NBC News reported, “Partial pipe replacements can physically shake loose lead fragments that have built up and laid dormant inside the pipe, pushing them into the homeowners’ water, and spiking the lead levels, even where they previously were not high. In addition, the type of partial replacement that joins old lead pipes to new copper ones, using brass fittings, ‘spurs galvanic corrosion that can dramatically increase the amount of lead released into drinking water supplies…’”

The practice that Edwards terms “gifting,” in which ownership of lead service lines is transferred from the public utilities to property owners, is a despicable ploy used by water utilities to evade EPA regulations which call for their replacement.

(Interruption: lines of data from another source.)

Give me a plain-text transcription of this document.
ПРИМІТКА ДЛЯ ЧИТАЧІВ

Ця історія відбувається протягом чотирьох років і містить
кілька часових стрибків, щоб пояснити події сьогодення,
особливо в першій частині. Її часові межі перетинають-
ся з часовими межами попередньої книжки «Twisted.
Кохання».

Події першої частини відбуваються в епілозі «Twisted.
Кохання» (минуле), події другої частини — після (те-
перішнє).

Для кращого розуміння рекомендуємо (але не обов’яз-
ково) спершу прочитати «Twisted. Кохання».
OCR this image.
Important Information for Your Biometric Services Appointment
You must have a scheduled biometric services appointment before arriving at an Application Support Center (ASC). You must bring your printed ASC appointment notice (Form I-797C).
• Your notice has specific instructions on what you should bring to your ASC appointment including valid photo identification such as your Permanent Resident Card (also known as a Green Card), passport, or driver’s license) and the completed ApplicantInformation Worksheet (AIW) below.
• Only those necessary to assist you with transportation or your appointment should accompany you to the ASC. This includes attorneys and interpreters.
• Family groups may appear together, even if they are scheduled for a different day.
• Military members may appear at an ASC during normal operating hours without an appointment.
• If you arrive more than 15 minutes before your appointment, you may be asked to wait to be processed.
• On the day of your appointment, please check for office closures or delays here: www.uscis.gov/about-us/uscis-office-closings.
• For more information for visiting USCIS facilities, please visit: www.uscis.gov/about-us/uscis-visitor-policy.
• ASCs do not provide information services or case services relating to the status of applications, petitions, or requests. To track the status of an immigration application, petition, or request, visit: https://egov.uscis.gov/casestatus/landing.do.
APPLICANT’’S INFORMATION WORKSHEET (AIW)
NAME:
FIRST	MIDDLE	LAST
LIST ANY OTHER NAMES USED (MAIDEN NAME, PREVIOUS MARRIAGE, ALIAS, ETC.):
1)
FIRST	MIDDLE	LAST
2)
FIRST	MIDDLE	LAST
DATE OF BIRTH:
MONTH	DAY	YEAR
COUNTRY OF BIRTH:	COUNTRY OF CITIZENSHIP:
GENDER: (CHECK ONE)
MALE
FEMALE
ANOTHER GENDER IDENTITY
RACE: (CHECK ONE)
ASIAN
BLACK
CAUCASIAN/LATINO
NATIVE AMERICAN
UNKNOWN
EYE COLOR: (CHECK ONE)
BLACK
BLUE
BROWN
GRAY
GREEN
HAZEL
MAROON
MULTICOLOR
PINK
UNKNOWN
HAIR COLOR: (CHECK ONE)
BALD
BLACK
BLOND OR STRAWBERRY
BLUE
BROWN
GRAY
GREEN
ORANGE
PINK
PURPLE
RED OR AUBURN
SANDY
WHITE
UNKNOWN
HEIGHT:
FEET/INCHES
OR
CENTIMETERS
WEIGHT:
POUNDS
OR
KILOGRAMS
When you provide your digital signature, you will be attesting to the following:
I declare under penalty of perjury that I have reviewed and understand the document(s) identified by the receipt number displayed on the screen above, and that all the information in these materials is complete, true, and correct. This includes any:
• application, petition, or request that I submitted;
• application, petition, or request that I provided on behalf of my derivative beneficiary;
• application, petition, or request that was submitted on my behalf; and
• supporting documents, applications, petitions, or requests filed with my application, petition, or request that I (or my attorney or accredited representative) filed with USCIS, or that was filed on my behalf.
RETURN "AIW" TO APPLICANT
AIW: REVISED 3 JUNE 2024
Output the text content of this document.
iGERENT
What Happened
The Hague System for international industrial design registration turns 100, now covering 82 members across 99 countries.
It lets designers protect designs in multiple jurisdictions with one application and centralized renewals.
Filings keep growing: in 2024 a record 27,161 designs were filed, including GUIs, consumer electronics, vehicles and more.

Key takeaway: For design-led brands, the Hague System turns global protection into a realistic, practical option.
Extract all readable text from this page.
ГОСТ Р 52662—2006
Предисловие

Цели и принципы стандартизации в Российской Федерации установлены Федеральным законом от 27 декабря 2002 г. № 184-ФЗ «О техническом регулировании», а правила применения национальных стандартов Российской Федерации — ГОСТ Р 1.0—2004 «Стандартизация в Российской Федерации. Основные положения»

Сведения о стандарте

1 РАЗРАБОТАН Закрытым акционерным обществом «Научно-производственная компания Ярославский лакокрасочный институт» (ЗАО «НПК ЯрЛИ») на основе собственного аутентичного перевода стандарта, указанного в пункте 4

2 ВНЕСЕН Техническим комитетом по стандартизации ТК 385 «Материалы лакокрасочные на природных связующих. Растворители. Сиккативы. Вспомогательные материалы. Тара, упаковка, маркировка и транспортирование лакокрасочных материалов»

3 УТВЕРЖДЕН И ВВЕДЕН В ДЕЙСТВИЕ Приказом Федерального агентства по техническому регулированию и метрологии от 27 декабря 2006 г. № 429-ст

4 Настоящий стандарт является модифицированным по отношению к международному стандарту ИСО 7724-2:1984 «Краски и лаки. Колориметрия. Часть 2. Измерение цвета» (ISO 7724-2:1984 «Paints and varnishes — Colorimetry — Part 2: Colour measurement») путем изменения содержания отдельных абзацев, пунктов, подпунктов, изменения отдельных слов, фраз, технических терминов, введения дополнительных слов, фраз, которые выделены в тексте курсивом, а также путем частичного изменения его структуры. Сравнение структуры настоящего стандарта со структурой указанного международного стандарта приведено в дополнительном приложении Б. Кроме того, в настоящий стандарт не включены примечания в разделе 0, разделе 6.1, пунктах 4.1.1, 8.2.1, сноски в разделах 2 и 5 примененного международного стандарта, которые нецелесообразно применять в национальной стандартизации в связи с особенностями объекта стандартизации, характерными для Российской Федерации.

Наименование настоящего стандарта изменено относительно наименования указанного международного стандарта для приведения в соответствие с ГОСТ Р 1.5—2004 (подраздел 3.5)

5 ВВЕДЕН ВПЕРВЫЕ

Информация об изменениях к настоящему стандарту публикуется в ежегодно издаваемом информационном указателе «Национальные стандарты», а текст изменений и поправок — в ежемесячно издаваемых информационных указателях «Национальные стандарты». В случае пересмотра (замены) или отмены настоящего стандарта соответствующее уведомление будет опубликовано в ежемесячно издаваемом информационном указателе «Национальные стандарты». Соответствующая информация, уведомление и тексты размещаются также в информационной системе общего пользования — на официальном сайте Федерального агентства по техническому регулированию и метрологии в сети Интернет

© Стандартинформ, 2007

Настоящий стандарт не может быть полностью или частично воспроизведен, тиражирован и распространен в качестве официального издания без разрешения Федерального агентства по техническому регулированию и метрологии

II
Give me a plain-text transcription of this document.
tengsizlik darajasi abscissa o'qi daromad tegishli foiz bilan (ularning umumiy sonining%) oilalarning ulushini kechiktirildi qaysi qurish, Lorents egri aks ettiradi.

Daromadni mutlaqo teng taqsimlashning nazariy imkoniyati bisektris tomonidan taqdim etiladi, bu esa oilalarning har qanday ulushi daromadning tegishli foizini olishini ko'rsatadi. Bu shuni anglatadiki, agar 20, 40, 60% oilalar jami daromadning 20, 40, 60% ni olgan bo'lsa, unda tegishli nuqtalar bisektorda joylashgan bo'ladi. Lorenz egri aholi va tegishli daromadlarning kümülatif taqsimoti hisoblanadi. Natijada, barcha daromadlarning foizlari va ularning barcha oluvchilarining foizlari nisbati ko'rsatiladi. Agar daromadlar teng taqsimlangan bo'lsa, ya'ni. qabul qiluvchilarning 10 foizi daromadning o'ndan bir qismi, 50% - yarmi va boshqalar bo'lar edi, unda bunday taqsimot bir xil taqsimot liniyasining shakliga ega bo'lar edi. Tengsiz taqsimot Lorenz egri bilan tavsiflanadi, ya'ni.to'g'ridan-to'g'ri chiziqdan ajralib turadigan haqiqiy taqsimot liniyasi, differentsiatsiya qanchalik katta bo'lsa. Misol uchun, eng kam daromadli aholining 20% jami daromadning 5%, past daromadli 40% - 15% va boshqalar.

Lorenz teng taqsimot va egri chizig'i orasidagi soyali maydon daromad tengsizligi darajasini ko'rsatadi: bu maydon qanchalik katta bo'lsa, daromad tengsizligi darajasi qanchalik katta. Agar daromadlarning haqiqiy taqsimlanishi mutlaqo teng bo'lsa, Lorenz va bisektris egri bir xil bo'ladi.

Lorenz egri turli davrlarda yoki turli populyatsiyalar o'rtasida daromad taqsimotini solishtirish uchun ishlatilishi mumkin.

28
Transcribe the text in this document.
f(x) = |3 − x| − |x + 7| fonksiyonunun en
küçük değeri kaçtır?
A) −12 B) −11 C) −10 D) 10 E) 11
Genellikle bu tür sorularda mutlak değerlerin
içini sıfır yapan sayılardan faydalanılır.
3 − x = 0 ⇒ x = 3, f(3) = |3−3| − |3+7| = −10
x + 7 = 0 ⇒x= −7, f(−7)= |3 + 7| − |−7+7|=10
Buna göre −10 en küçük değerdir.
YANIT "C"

After the lead-in-water crisis of 2001-2006 in Washington, D.C., Edwards and his research partner Yanna Lambrinidou, who played the critical role in exposing the crisis, expressed concerns that the D.C. water system would escape responsibility for the lead pipes remaining in the system, having “gifted” them to homeowners.

Most homeowners or tenants, particularly those who live in older buildings, had nothing to do with the installation of internal pipes or fixtures. Replacing them is impossible for a huge portion of the population which lacks the financial means, and logically, a higher percent of that population lives in housing with lead pipes.

Cost estimates for replacing all lead public water delivery pipes varies from $30 to $50 billion, however private homes which contain lead pipes are not counted in such reports. It is no surprise then that the ASCE report avoids talking about lead pipes given the scope of the problem and the immense resources which would need to be expended to guarantee everyone safe drinking water free of lead.